8.5 Force Majeure. Neither party will be liable for, or be considered to be in breach of or default under this Agreement (other than with respect to payment obligations) on account of, any delay or failure to perform as required by this Agreement as a result of any cause or condition beyond its reasonable control, including denial-of-service attacks, strikes, shortages, widespread security breaches (e.g., heartbleed bug), riots, fires, flood, storm, earthquakes, explosions, acts of God, war, terrorism, and governmental action, (“Force Majeure”) so long as that party uses all commercially reasonable efforts to avoid or remove the causes of non-performance.

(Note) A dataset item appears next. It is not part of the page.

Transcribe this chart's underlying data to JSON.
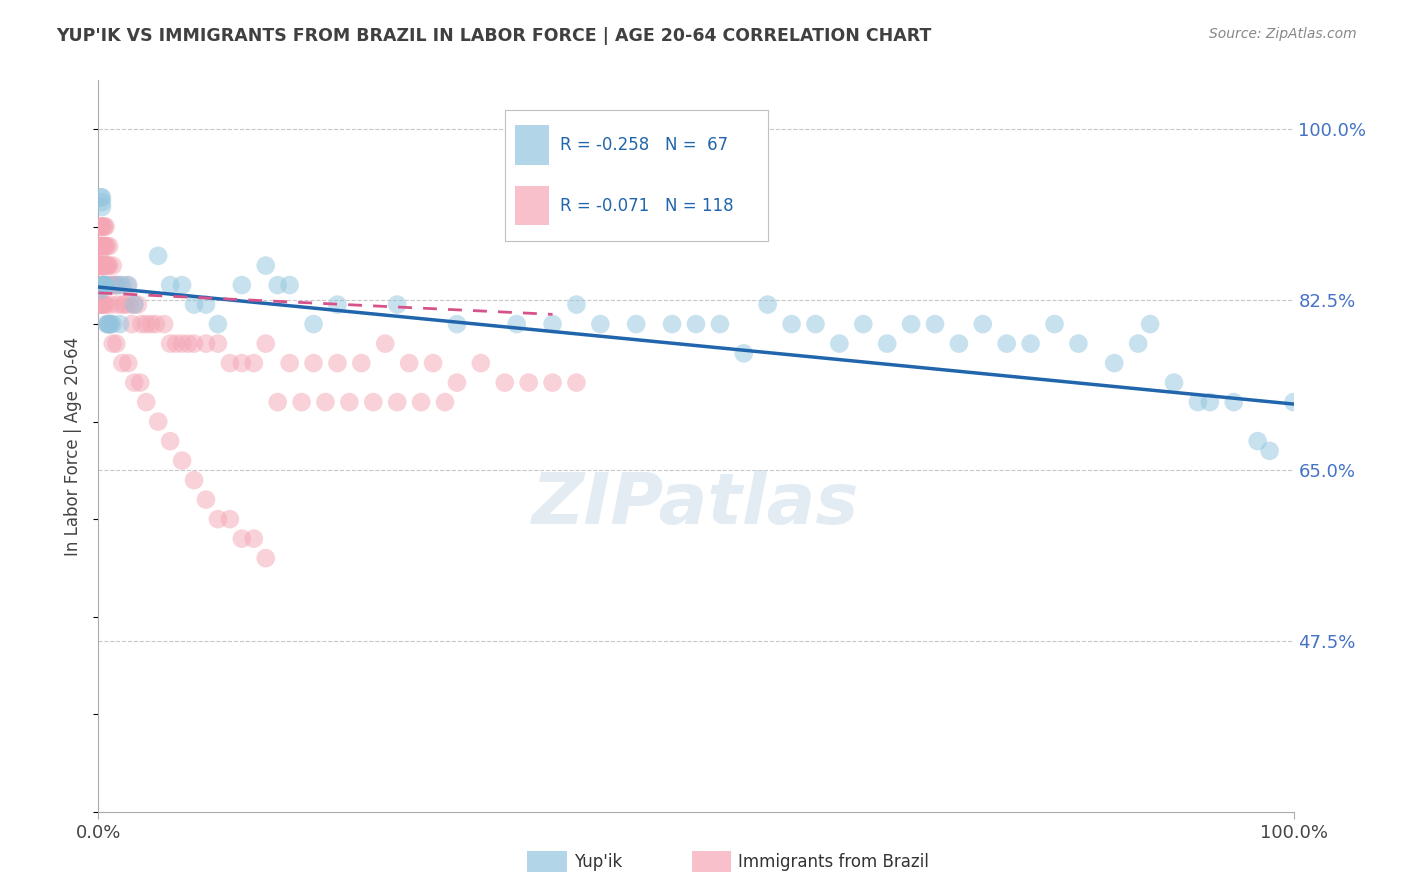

8.6 Governing Law. This Agreement will be interpreted, construed, and enforced in all respects in accordance with the local laws of the State of California, U.S.A., without reference to its conflicts of law rules and not including the provisions of the 1980 U.N. Convention on Contracts for the International Sale of Goods. Both parties agree to submit to the exclusive personal jurisdiction of the federal and state courts located in San Francisco, California for the purpose of resolving any dispute relating to this Agreement or the relationship between the parties. In any action or proceeding to enforce rights under this Agreement, the prevailing party will be entitled to recover its reasonable costs and attorneys’ fees.
8.7 Severability. If any part of this Agreement is found to be illegal, unenforceable, or invalid, the remaining portions of this Agreement will remain in full force and effect. If any material limitation or restriction on the use of the OneLogin Services under this Agreement is found to be illegal, unenforceable, or invalid, Subscriber’s right to use the OneLogin Services will immediately terminate.
8.8 Counterparts. This Agreement may be executed in two identical counterparts, notwithstanding that the parties have not signed the same counterpart, with the same effect as if the parties had signed the same document. Both counterparts will be construed as and constitute the same agreement. This Agreement may also be executed and delivered by facsimile or PDF and such execution and delivery will have the same force and effect of an original document with original signatures.
8.9 Entire Agreement. This Agreement is the complete and exclusive statement of the mutual understanding of the Parties and supersedes and cancels all previous written and oral agreements, communications and other understandings relating to the subject matter of this Agreement. All waivers and modifications to this Agreement must be in a written agreement signed by an authorized agent of both parties. OneLogin will not be bound by, and specifically objects to, any term, condition, or other provision that is different from or in addition to this Agreement (whether or not it would materially alter this Agreement) that is proffered by Subscriber in any receipt, acceptance, confirmation, correspondence, or otherwise, unless OneLogin specifically agrees to such provision in writing and signed by an authorized agent of OneLogin.